Why Tiger Woods is BIGGER than The Masters
A week ago, one of the greatest things in golf history happened – Tiger Woods won The Masters for the fifth time at the age of 43! As usual when Tiger wins, that’s all everyone can talk about. When I mean everybody, I’m referring to non-golfers too. People mentioned Tiger at the dentist, my gym, my bank, even a random security guard I met on the way to a meeting! As soon as people knew I was a golfer, they wanted to prove their golf prowess by mentioning Tiger. And each conversation ended with the ask, “can you give me or someone I know golf lessons? I think I want to get into it”. Now I get this question from time to time, but I’ve never been asked as much in my daily travels as I have this week. I should also mention that each of the people who asked were female, Hispanic, Black, or had children. How interesting some of the most underrepresented groups are showing an interest, right!
Another observation from the event was the lack of diversity in the crowd. Augusta National, where The Masters is held, prides themselves on tradition. Those traditions have included no females or people of color could be members. Although the club has opened their membership to select people from these groups and hosted a Women’s Amateur Tournament this year, it’s clear from looking at the crowd that golf is still appealing to a predominantly white audience. Hence, none of the people that spoke to me mentioned The Masters or Augusta National. They just knew Tiger won!
The influence that Tiger Woods has on the sport of golf is referred to as the “Tiger Effect”. A term coined in the early 2000’s when Tiger dominated the competition. He affected not only the viewership of golf, but also the growth of the game. I was an instructor for a junior golf program called the Greater Cleveland Junior Golf Scholarship Fund, Inc between 2003 - 2015. This 38-year-old group already targeted minority youth, but most of the participants had parents who played golf. When Tiger became successful on the PGA Tour, we immediately grew from roughly 40 to 75 participants in one summer.
Most of our newer participants were a bit on the younger side (ages 5 – 12) and came from families who never played golf before. This was a new challenge for us because now we couldn’t just teach golf skills – we had to teach parents on etiquette, score keeping, proper golf attire, etc. I remember implementing the three-scorecard rule for parents who wanted their beginner to advance to playing on the course. The three-scorecard rule required the parent to take their junior out to practice at least three times with a goal of them scoring 65 or lower on the Par 3 course. We even offered to reimburse them for the green fees. Once they turned in their three score cards, the student could go out on the course with experience players to see if they could shoot 65 or lower. If they were successful, they were promoted to play weekly on the course. If not, they would continue playing alternate shot (team golf) with the other beginners on a weekly basis. We had to implement this procedure because our golf clinics were only on Saturdays and parents assumed that was the only time the student needed to work on their game to improve.
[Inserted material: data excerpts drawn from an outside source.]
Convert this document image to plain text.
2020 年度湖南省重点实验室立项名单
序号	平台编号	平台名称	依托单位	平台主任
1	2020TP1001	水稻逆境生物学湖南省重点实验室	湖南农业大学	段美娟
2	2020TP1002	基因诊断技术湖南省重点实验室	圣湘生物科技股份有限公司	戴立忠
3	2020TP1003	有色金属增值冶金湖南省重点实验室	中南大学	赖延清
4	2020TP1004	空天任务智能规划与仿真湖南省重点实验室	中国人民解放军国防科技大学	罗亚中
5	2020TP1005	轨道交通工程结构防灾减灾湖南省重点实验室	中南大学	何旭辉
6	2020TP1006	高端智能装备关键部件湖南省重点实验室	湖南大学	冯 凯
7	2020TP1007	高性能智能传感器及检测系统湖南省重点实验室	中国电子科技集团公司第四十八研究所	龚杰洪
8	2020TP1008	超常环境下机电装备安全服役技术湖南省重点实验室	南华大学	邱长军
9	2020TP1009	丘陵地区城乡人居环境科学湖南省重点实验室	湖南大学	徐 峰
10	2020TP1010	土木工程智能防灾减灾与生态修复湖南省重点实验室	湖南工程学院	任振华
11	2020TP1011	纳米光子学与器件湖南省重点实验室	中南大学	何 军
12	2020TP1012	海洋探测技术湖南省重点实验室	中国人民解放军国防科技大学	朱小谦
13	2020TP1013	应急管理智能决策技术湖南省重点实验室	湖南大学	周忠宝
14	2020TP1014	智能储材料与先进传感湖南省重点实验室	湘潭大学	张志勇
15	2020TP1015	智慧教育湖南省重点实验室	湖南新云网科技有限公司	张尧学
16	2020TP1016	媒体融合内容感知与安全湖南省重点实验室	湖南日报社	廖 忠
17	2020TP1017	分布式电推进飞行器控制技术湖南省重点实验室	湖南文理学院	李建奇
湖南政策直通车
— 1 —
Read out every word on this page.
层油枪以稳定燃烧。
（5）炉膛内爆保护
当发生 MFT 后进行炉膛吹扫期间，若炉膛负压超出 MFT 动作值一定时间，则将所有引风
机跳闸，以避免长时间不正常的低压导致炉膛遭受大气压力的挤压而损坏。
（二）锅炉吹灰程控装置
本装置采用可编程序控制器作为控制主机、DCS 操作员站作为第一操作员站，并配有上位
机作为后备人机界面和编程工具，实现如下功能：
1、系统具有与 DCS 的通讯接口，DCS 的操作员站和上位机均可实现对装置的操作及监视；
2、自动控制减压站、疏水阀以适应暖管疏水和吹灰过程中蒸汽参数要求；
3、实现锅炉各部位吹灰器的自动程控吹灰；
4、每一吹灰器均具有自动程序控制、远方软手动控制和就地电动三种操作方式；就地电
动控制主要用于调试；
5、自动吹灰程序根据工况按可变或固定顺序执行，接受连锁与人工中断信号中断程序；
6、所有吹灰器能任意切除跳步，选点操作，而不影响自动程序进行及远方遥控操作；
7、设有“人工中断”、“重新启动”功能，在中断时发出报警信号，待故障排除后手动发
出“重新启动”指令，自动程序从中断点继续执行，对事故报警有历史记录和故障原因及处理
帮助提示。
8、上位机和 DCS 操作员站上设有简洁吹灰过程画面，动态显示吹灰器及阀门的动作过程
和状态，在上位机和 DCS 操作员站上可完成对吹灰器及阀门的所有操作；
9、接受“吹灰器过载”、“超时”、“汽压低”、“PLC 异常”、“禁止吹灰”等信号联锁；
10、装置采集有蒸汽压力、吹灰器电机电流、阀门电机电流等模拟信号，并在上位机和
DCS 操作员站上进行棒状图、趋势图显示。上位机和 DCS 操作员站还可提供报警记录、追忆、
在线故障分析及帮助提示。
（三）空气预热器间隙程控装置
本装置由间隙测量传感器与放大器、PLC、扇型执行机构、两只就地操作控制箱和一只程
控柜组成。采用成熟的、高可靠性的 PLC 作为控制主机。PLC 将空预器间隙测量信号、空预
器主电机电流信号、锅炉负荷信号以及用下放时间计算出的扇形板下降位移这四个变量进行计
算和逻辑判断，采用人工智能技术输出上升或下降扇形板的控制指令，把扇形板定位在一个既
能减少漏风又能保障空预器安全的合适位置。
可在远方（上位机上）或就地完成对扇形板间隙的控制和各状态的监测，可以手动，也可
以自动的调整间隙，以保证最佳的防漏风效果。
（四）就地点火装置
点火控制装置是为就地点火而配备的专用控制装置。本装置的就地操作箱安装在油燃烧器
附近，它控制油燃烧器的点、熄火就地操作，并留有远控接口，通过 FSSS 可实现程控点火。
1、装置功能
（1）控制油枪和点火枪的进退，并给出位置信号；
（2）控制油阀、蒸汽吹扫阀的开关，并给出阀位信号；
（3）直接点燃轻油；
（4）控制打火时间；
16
Today, we see a lot of diversity when we watch the Drive, Chip, and Putt contest. This growth should be attributed to the “Tiger Effect”. His story of being raised by middle class parents and starting at the age of three to become a golf phenomenon resonates with underrepresented groups. And there’s no doubt that his recent success will once again affect the growth of organizations like The First Tee, LPGA*USGA Girls Golf, and U.S. Kids Golf this summer. We can only hope he continues to have success, so the golf industry can get a much-needed resuscitation.